Porter remembered Chad Johnson saying that the torch had been passed in the AFC North when the Bengals beat the Steelers in Pittsburgh Dec. 4. He remembers Johnson saying the change was like going from black-and-white television to color TV.

"I'm going to send him the new plasma black-and-white TV," Porter said. "Hopefully, he's going to get the chance to watch us in our playoff game in Indianapolis."

Even in his moment of despair, Bengals coach Marvin Lewis tried to paint a better picture in light of the circumstances. Palmer blew out his knee. Chris Henry suffered a knee injury. The Bengals fell apart in the second half.

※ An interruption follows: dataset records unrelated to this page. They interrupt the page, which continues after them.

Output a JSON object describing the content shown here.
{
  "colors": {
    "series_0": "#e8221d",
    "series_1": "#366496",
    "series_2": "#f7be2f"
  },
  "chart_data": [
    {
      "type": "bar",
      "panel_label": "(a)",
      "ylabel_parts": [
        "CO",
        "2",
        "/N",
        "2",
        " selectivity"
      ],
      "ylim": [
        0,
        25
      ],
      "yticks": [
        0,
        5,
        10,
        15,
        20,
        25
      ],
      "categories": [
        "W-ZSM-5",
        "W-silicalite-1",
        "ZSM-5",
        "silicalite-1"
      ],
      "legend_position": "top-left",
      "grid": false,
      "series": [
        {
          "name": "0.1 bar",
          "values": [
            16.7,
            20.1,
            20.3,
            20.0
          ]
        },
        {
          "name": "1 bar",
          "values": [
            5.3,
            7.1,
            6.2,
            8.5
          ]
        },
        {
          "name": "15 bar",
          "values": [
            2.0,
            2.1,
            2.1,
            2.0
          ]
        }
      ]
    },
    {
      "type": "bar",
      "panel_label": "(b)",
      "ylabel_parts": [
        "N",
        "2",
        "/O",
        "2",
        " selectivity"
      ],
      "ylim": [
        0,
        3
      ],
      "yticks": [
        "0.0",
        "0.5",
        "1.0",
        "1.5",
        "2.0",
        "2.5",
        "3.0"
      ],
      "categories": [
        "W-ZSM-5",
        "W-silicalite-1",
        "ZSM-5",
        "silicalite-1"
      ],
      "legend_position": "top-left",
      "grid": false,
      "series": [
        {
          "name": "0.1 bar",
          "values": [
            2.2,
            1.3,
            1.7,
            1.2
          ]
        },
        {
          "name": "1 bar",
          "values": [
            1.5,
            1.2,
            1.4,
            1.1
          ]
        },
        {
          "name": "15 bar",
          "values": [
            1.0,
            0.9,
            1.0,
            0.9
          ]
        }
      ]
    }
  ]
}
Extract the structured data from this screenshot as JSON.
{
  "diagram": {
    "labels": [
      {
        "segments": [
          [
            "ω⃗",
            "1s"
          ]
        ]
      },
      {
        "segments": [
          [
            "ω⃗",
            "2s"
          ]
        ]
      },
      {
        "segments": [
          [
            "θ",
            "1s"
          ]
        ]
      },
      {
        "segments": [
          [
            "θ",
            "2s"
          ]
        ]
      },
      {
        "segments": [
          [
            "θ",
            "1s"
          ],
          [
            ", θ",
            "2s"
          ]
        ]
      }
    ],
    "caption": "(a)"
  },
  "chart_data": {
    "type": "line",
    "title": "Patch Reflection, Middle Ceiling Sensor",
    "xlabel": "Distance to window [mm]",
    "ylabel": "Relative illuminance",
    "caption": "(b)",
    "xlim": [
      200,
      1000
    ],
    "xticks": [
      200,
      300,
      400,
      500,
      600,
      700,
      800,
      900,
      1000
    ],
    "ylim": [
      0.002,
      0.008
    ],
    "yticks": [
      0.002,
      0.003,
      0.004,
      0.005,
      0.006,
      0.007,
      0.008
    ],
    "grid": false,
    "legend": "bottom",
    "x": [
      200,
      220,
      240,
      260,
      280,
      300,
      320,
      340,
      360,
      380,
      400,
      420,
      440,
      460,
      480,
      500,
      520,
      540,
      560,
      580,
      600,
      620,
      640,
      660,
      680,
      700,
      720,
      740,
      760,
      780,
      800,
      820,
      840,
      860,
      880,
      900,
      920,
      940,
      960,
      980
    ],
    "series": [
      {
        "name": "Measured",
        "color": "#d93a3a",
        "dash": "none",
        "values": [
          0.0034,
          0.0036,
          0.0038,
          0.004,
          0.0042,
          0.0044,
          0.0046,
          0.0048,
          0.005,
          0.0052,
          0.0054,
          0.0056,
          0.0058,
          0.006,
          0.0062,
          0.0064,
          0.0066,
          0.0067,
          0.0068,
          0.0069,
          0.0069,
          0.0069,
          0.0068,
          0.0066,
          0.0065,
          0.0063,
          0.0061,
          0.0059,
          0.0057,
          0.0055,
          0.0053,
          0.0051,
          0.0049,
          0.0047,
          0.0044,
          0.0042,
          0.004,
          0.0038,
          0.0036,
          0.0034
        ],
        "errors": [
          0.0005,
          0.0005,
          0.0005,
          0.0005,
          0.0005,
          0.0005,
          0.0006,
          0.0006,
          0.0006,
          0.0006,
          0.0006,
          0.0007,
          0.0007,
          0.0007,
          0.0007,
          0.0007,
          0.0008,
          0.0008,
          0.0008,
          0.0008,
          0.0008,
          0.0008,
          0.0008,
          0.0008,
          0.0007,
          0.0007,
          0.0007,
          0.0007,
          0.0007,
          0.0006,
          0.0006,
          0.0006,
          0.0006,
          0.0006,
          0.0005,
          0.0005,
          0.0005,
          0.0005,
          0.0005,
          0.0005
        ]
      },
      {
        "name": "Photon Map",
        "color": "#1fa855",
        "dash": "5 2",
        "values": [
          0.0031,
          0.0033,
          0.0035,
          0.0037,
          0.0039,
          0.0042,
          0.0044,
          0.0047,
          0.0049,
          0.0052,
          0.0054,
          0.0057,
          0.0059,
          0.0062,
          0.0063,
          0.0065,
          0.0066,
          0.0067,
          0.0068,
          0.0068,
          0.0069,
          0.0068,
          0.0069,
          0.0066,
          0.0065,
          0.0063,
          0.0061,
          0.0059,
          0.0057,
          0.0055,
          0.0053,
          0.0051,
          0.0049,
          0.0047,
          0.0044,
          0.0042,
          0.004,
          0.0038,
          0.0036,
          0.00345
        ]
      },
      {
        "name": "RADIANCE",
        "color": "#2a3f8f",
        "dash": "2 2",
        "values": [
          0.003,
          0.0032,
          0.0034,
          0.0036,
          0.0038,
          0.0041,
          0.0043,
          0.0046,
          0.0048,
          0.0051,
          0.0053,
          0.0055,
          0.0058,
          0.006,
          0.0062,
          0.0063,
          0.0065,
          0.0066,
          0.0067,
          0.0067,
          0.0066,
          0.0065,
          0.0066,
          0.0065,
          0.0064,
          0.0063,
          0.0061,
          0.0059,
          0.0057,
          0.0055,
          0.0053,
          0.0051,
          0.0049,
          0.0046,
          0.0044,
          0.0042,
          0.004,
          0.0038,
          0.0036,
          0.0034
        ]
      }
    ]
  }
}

"It's unfortunate," Lewis said. "We're not going to sit here and baby and cry like their quarterback did."

Lewis was taking a shot at a Roethlisberger comment made earlier this year about low hits to his knee. Face it, these guys don't like each other. Now, Lewis has to get Palmer through a tough offseason of rehab, and get his team ready to fight again next year.

Yep, the sky was falling in Cincinnati on Sunday.

John Clayton is a senior NFL writer for ESPN.com.